La ruta de la inmigración que parte de países subsaharianos como Malí, Niger, Nigeria o Senegal siempre ha comprendido riesgos. Las personas que un día, a menudo en familia, deciden probar suerte e intentar alcanzar una vida digna que, con el tiempo, puedan hacer extensible a sus seres queridos a través de la reagrupación familiar o enviando dinero, son completamente conscientes de que el camino será arduo, de que estarán solos y que su supervivencia dependerá del azar. La mayoría de las personas que emprende el viaje son creyentes y están convencidos de que, en los momentos más complejos del camino, encontrarán consuelo y refugio donde guarecerse, creen que algo les guiará o les advertirá en las decisiones importantes.
Todos salen de sus casas convencidos de que la experiencia será muy dura, que dependerán de su capacidad de resistencia, empeño y golpes de suerte para toparse con las escasas personas sensibles a su situación de desesperación que, en un momento dado, puedan echarles una mano. La realidad es que esa figura aparece más en el imaginario deseado que en la realidad. Y la mayoría se enfrenta con resignación a la dureza física y mental del camino, a los obstáculos, a los inevitables retrocesos en la travesía, y a las esperas eternas a las que son sometidos sin recibir ninguna explicación.
Y la mayoría se enfrenta con resignación a la dureza física y mental del camino, a los obstáculos, a los inevitables retrocesos en la travesía, y a las esperas eternas a las que son sometidos sin recibir ninguna explicación.
Las personas, hombres, mujeres y menores, que emprenden la ruta sur-norte, desde África subsahariana, saben que están expuestos, que carecerán de margen de maniobra para negarse a ciertas situaciones, que serán sometidos a vejaciones inhumanas, pero el grado de barbarie que se ha alcanzado durante los últimos meses en el penúltimo tramo antes de alcanzar el sur de Europa, en Libia, es aberrante.
Marruecos, Argelia, Mauritania, Túnez y Libia, los países de tránsito migratorio de la región del Magreb, de los que también parten personas autóctonas –porque las condiciones de vida son a su vez complejas y a menudo miserables para muchas de ellas– son lugares inhóspitos para las personas migrantes del sur de África.
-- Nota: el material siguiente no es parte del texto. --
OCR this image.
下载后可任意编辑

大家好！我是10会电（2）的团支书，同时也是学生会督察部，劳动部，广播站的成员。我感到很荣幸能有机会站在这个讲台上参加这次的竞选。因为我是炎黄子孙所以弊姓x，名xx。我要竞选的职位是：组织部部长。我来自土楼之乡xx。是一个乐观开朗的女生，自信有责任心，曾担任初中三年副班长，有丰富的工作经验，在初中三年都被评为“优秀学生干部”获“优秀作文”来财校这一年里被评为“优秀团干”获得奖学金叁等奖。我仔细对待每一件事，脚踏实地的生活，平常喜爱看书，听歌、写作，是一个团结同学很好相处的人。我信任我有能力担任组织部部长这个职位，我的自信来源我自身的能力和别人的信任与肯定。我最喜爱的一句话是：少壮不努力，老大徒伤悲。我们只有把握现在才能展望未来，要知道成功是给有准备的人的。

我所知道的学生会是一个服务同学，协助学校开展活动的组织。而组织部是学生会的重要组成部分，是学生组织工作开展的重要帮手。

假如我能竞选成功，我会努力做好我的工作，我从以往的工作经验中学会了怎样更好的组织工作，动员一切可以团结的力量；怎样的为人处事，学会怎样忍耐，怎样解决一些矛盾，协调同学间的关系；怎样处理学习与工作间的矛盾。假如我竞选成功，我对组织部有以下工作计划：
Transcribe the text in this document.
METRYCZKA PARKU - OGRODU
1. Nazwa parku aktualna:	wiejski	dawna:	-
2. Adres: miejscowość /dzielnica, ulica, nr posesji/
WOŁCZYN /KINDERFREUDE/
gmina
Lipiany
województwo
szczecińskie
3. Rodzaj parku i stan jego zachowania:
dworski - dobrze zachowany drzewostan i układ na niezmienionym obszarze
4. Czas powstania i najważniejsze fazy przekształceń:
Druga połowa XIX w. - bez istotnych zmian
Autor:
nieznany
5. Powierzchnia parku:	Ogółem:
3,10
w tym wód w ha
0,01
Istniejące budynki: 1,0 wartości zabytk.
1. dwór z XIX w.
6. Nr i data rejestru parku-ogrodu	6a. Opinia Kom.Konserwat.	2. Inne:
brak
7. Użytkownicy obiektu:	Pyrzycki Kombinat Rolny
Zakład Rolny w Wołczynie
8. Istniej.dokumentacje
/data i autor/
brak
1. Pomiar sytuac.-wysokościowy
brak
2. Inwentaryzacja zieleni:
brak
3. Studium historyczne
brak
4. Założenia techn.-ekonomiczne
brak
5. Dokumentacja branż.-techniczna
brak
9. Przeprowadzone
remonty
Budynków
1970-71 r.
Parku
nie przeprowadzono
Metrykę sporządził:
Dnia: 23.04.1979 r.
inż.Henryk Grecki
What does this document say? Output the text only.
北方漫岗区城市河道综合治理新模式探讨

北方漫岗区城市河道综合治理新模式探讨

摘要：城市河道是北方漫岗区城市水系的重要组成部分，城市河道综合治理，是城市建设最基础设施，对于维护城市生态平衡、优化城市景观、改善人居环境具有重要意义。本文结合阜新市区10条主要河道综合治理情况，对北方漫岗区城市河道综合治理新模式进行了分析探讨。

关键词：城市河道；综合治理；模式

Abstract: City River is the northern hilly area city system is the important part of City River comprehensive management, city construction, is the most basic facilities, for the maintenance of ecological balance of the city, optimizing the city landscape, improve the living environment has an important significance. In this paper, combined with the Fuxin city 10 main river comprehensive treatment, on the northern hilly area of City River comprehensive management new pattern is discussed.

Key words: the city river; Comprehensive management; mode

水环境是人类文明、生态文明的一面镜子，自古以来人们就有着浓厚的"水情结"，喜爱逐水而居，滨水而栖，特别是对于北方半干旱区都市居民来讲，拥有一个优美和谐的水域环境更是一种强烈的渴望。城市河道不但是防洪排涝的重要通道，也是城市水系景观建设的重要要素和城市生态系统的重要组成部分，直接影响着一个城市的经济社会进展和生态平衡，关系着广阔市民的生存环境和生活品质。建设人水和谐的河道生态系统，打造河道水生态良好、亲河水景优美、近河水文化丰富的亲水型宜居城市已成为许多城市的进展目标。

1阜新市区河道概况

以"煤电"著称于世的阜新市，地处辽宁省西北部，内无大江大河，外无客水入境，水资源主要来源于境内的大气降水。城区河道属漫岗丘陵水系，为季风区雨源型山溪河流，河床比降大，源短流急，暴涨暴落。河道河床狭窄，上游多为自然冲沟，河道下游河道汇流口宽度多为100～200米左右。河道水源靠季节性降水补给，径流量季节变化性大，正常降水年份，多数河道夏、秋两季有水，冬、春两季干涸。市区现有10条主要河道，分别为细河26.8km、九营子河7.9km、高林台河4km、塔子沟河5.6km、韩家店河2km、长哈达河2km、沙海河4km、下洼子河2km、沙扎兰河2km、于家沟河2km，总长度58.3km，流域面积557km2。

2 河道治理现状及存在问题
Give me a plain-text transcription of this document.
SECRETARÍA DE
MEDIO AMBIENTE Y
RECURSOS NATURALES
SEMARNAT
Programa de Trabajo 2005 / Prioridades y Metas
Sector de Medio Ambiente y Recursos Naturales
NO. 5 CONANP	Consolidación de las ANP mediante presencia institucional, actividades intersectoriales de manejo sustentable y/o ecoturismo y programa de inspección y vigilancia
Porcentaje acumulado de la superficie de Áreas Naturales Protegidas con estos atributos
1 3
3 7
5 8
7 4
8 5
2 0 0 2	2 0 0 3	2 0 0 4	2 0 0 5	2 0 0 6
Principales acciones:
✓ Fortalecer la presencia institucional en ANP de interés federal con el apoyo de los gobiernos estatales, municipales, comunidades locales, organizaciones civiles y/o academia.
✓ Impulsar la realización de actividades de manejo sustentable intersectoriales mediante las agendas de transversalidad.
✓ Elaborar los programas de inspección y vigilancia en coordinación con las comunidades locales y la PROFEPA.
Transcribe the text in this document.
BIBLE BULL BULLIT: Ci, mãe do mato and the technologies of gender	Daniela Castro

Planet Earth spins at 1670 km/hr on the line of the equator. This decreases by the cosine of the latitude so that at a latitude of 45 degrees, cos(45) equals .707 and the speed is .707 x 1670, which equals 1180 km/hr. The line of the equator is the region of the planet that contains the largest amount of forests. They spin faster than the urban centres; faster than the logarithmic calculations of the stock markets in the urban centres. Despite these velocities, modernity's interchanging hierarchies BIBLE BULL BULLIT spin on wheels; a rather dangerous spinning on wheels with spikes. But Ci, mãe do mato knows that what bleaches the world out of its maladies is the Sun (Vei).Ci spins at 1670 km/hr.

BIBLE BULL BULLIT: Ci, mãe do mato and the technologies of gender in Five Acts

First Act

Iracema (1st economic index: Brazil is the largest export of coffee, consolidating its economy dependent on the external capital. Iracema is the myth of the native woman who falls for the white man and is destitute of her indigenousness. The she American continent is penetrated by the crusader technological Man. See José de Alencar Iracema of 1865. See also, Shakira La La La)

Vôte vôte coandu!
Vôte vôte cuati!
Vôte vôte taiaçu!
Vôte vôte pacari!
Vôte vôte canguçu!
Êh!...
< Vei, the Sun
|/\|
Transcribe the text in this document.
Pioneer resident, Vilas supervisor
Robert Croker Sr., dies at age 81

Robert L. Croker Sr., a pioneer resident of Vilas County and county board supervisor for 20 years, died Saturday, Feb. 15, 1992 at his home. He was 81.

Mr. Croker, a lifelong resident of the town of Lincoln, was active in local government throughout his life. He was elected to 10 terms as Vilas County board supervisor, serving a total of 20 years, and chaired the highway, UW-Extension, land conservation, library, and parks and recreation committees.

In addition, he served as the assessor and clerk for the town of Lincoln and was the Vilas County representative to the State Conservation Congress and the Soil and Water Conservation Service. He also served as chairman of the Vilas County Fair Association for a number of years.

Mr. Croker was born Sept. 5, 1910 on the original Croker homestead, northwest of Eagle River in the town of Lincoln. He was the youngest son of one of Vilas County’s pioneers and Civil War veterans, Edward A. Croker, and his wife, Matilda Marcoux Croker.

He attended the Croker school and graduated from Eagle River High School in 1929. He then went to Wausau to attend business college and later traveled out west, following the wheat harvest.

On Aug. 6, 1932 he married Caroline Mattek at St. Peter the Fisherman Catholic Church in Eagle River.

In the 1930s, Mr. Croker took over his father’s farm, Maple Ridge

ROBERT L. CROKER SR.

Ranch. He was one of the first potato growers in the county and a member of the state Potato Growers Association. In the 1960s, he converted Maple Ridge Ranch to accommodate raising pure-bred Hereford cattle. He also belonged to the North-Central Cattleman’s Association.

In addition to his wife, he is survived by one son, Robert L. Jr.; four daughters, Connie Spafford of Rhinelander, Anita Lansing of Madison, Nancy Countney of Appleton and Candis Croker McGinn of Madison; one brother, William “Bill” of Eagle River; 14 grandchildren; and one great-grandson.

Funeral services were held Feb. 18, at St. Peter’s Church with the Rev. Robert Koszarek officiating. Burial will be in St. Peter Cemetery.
Deben permanecer escondidos porque el color de su piel les delata, sobrevivir en guetos mientras esperan pacientes a que llegue su momento.
De Schengen a la CNN
El origen de la extrema situación en la que se encuentran estas personas en tránsito por el Magreb está en la mezcla entre la aplicación de los Acuerdos de Shengen (entraron en vigor en 1995), con los que la Unión Europea (UE) consolida sus fronteras externas permitiendo el tránsito en su interior, la permanente explotación de recursos naturales y el apoyo a regímenes dictatoriales y corruptos. Desde el momento en el que la UE convierte a Marruecos –como más tarde haría con Turquía para frenar la llegada de refugiados de Siria a las islas griegas–, o en la actualidad a Libia, en los gendarmes de Europa, creando una falsa frontera más allá del Mediterráneo, la situación para las personas que intentan llegar a Europa se agrava.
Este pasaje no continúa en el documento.